Serbian President Vucic pledges to ensure peace amid simmering ethnic tensions in Kosovo

Following a meeting of Serbia’s National Security Council, Serbian President Aleksandar Vucic has vowed to maintain peace but claims his army is ready to protect minority Serbs living in neighbouring Kosovo.

Speaking after the meeting with Serbia’s national television channel RTS, Vucic said “we have taken certain measures to protect our homeland.”

“I have issued orders and the National Security Council has accepted them. I am very proud of our soldiers and policemen.
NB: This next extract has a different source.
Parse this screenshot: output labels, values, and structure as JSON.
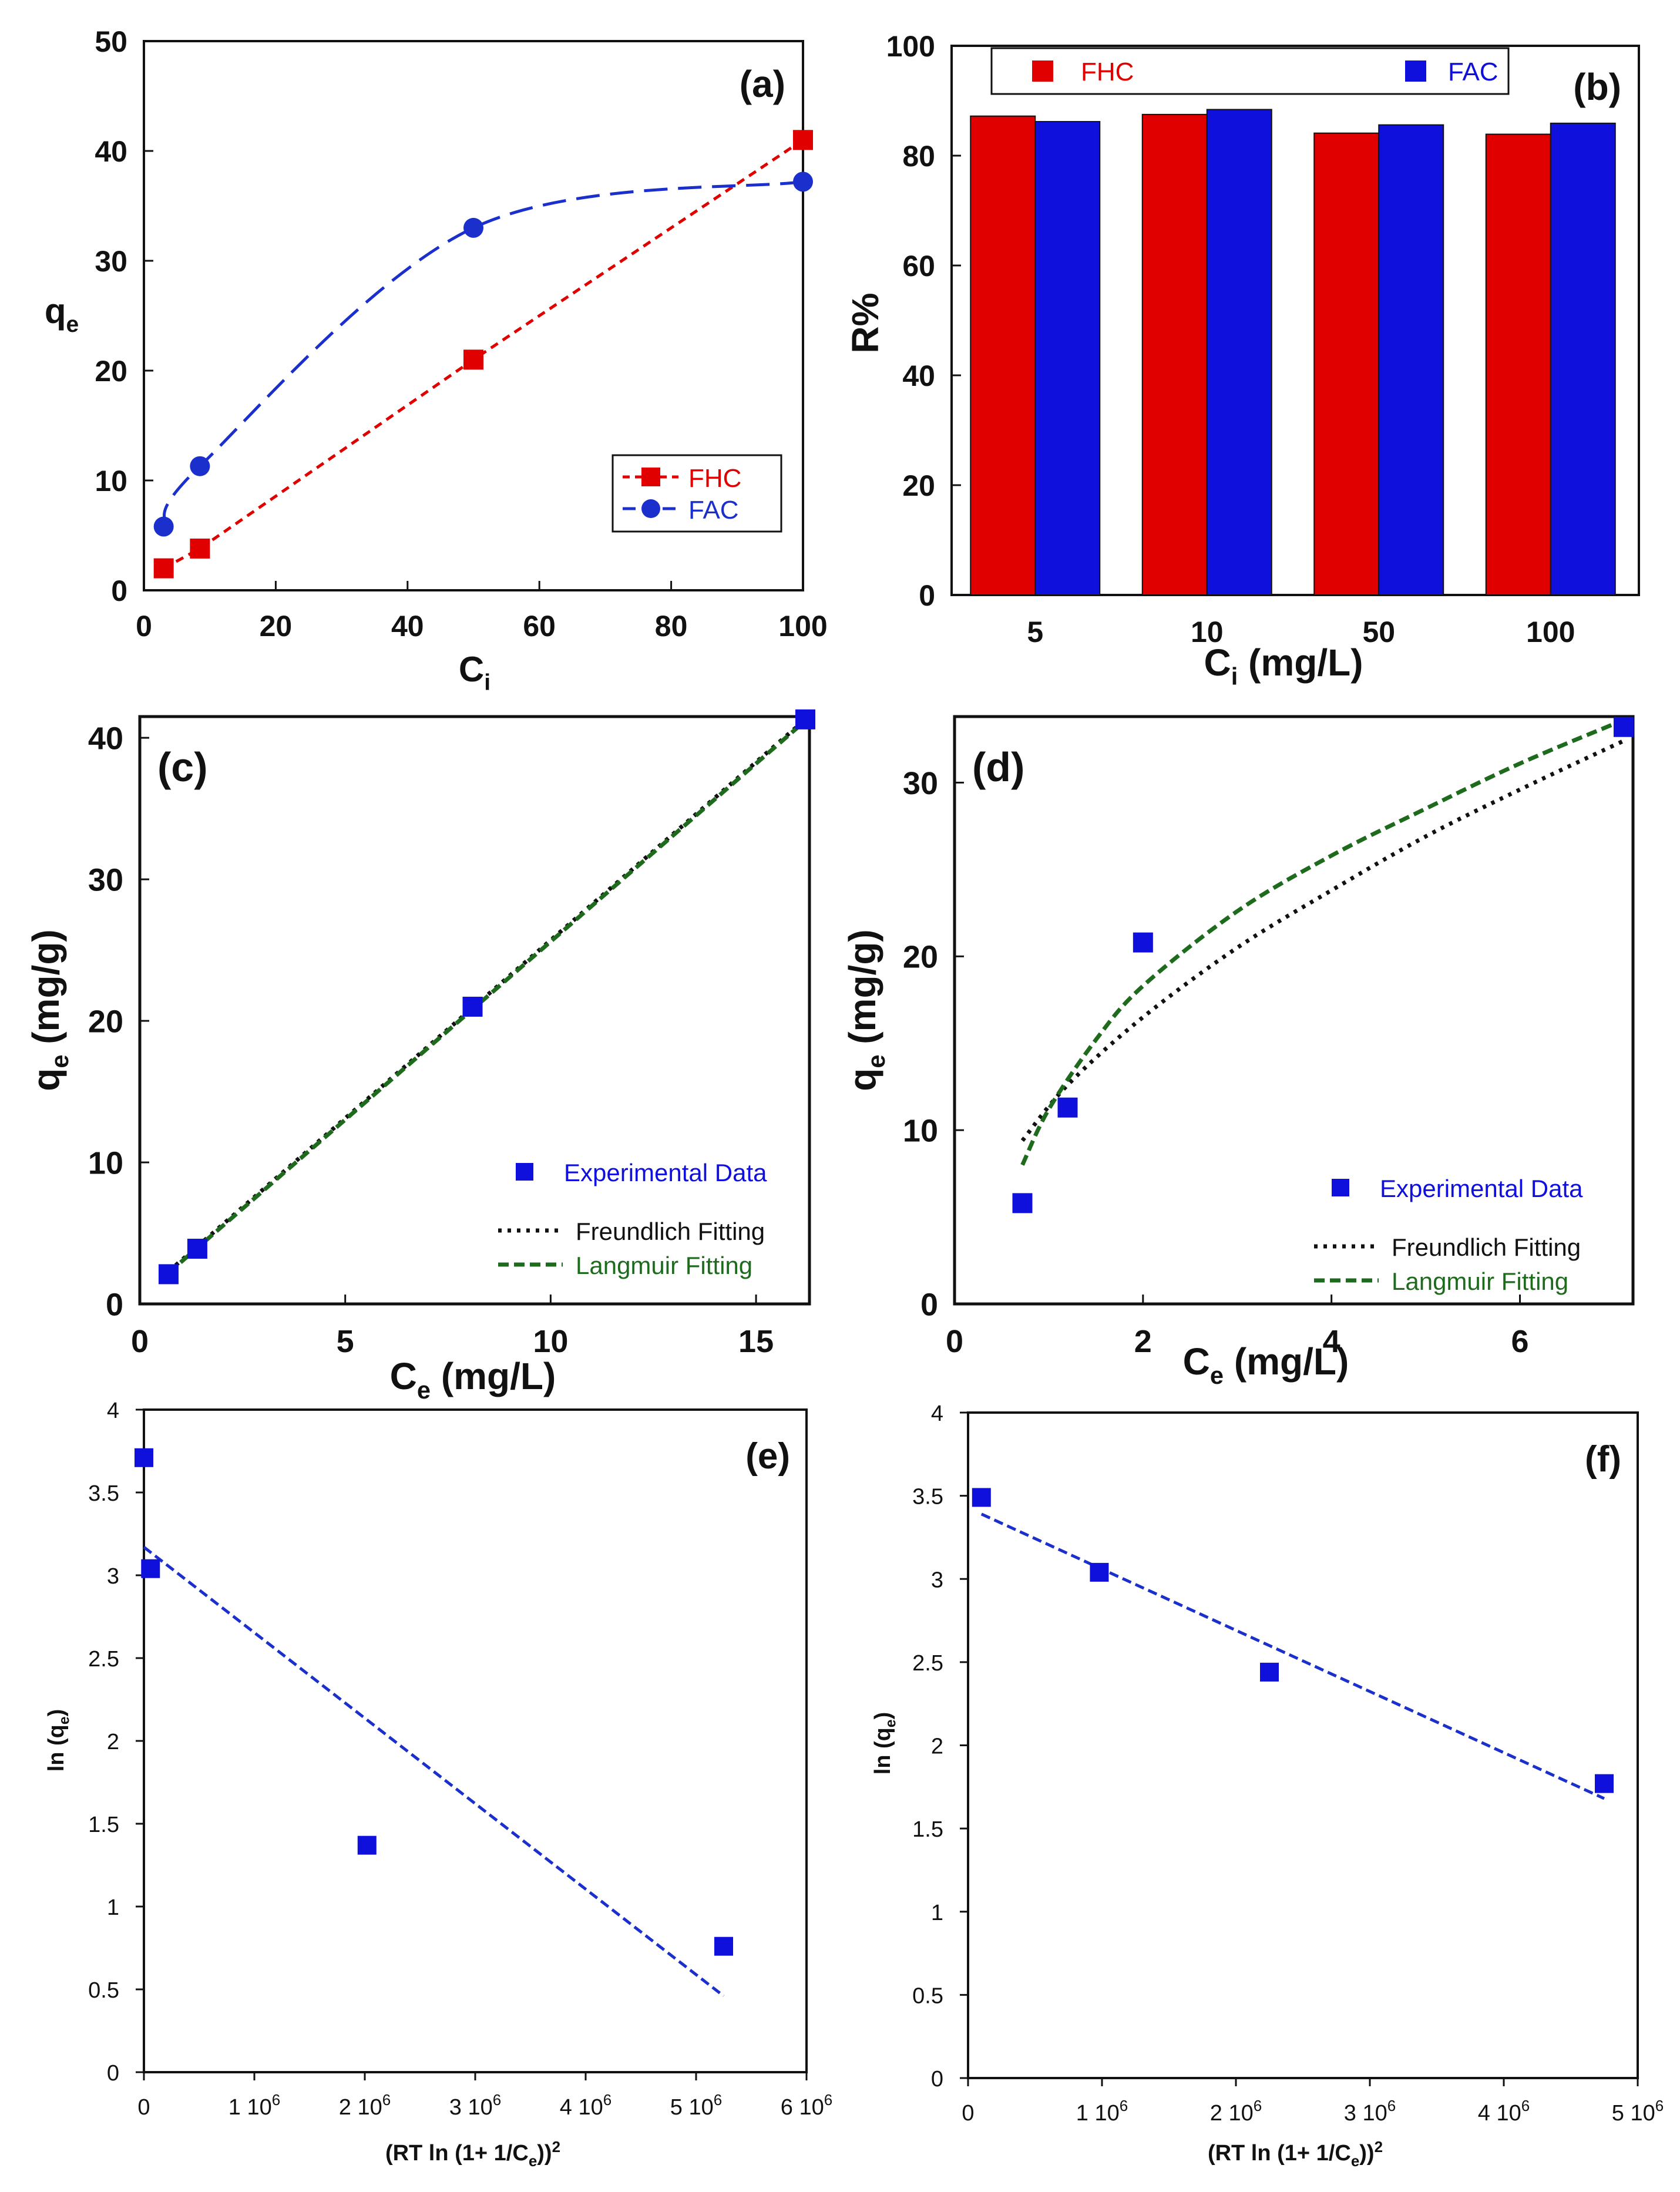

Before they receive orders … we will try for a million times to preserve peace,” he said.

Tensions remain high in northern Kosovo, between the authorities in Kosovo’s capital Pristina and ethnic Serbs.

Roads were blocked with heavy vehicles and trucks by Serb protesters, ostensibly after the arrest of a former Kosovo Serb police officer on Saturday.

The policeman in question was part of a mass resignation of Serbs from the force in November after Pristina said it would require Serbs to scrap Serbian licence plates dating to before the 1998-99 Kosovo War that led to independence.

There was also an incident in which Serb protesters threw a stun grenade at an armoured vehicle of EULEX, an EU mission tasked with patrolling northern Kosovo. No one was injured.

Kosovo’s Prime Minister Albin Kurti described the protesters as “criminal gangs” and asked the NATO-led peacekeeping Kosovo Force (KFOR) to remove the barricades.

Kurti also accused Serbia of attempting to sabotage EU-mediated dialogue on normalising bilateral ties and take it to the United Nations Security Council, where Serbia could seek support from allies Russia and China.

Vucic says he will ask the NATO-led force to permit the deployment of 1,000 Serb troops in the Serb-populated north of Kosovo, claiming they are being harassed there. It’s a request most certain to be turned down as it would contravene the two-decade-old peace agreement.

Tensions have been high in Kosovo ever since it proclaimed independence from Serbia, despite attempts by the EU and US officials to defuse them.

Serbia refuses to recognise Kosovo’s statehood.